Pour conclure, le jeu vidéo n’a pas tant inventé que recyclé et adapté ce qui concerne les épées. Le domaine a su créer ses propres mythes, sa propre grammaire visuelle pour faire vibrer le cœur des joueurs. En épée, chacun a sa préférence mais force est de constater qu’elle demeure une arme de prédilection. Par contre, point moins glorieux, l’épée semble plus s’adresser aux joueurs qu’aux joueuses de par sa symbolique virile et phallique mais il faut reconnaître que dans les jeux de rôle, qu’ils soient sur table, numériques ou grandeur nature, les femmes sont plutôt rares voire absentes. On peut toutefois noter, ces dernières années, une diversité grandissante qui permet aux deux genres de trouver leur place, avec par exemple, des personnages épéistes féminins mais sans tomber dans le cliché de la femme faible. On peut citer, entre autres, deux des personnages principaux de Nier: Automata.

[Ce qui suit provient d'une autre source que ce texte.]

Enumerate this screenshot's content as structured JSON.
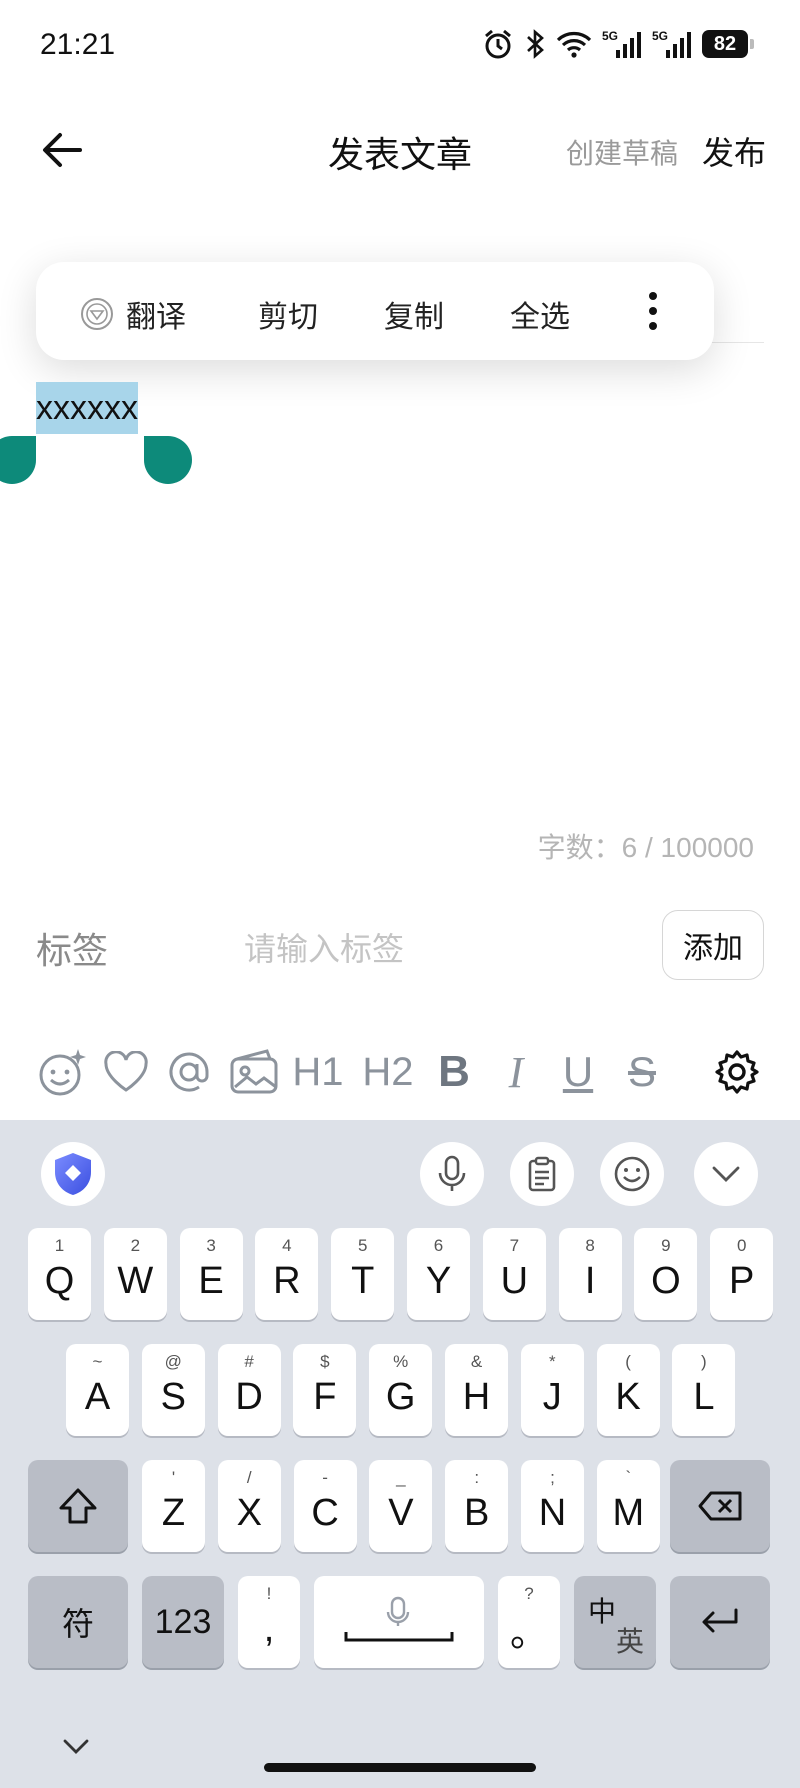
{
  "status_bar": {
    "time": "21:21",
    "battery": "82",
    "signal_label": "5G"
  },
  "header": {
    "title": "发表文章",
    "draft_label": "创建草稿",
    "publish_label": "发布"
  },
  "context_menu": {
    "translate": "翻译",
    "cut": "剪切",
    "copy": "复制",
    "select_all": "全选"
  },
  "editor": {
    "selected_text": "xxxxxx",
    "word_count": "字数：6 / 100000"
  },
  "tags": {
    "label": "标签",
    "placeholder": "请输入标签",
    "add_label": "添加"
  },
  "toolbar": {
    "h1": "H1",
    "h2": "H2",
    "bold": "B",
    "italic": "I",
    "underline": "U",
    "strike": "S"
  },
  "keyboard": {
    "row1": [
      {
        "hint": "1",
        "key": "Q"
      },
      {
        "hint": "2",
        "key": "W"
      },
      {
        "hint": "3",
        "key": "E"
      },
      {
        "hint": "4",
        "key": "R"
      },
      {
        "hint": "5",
        "key": "T"
      },
      {
        "hint": "6",
        "key": "Y"
      },
      {
        "hint": "7",
        "key": "U"
      },
      {
        "hint": "8",
        "key": "I"
      },
      {
        "hint": "9",
        "key": "O"
      },
      {
        "hint": "0",
        "key": "P"
      }
    ],
    "row2": [
      {
        "hint": "~",
        "key": "A"
      },
      {
        "hint": "@",
        "key": "S"
      },
      {
        "hint": "#",
        "key": "D"
      },
      {
        "hint": "$",
        "key": "F"
      },
      {
        "hint": "%",
        "key": "G"
      },
      {
        "hint": "&",
        "key": "H"
      },
      {
        "hint": "*",
        "key": "J"
      },
      {
        "hint": "(",
        "key": "K"
      },
      {
        "hint": ")",
        "key": "L"
      }
    ],
    "row3": [
      {
        "hint": "'",
        "key": "Z"
      },
      {
        "hint": "/",
        "key": "X"
      },
      {
        "hint": "-",
        "key": "C"
      },
      {
        "hint": "_",
        "key": "V"
      },
      {
        "hint": ":",
        "key": "B"
      },
      {
        "hint": ";",
        "key": "N"
      },
      {
        "hint": "`",
        "key": "M"
      }
    ],
    "symbols_label": "符",
    "numbers_label": "123",
    "comma": {
      "hint": "!",
      "key": ","
    },
    "period": {
      "hint": "?",
      "key": "。"
    },
    "lang_switch": {
      "primary": "中",
      "secondary": "英"
    }
  }
}
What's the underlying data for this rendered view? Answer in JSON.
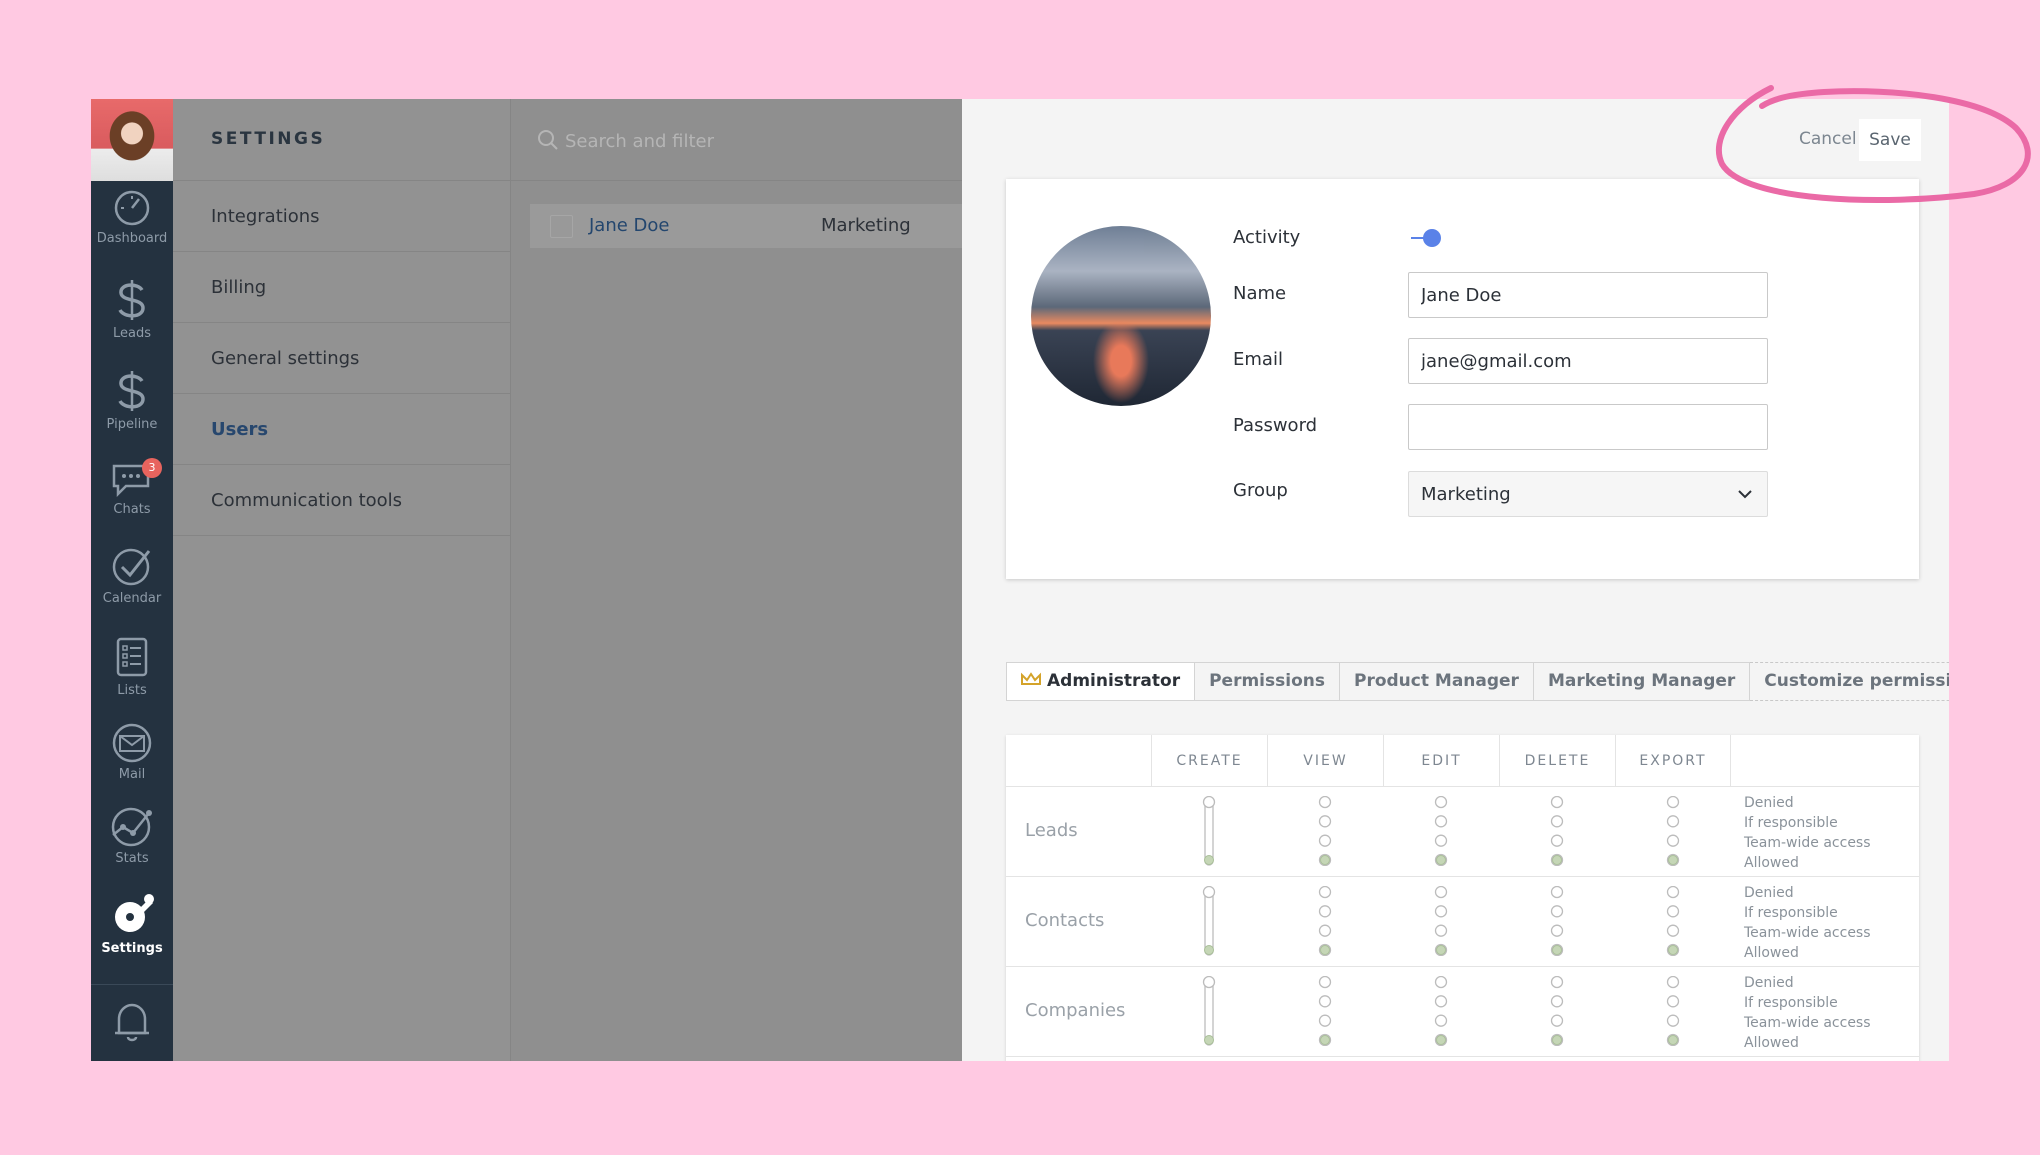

NB: On peut rapprocher le rôle de l’épée d celui du bâton dans La corde de l’écrivain et essayiste japonais Kobo Abe. L’auteur y décrit les deux premiers outils de l’Homme, la corde, pour se défendre du mal et le bâton pour préserver ce qui nous est cher. Si on part du principe que cette conception est applicable quelle que soit l’époque, alors le bâton pourrait dignement se transformer en épée, dont la forme est identique ainsi que le but.

1: Chose amusante, dans la réalité, il s’agit de l’exacte contraire: utiliser ses deux mains permet de mieux viser et de répartir le poids de l’arme sur deux bras. L’épée à une main est faite pour briser violemment la garde adverse et fracasser tout ce qui se trouve en face.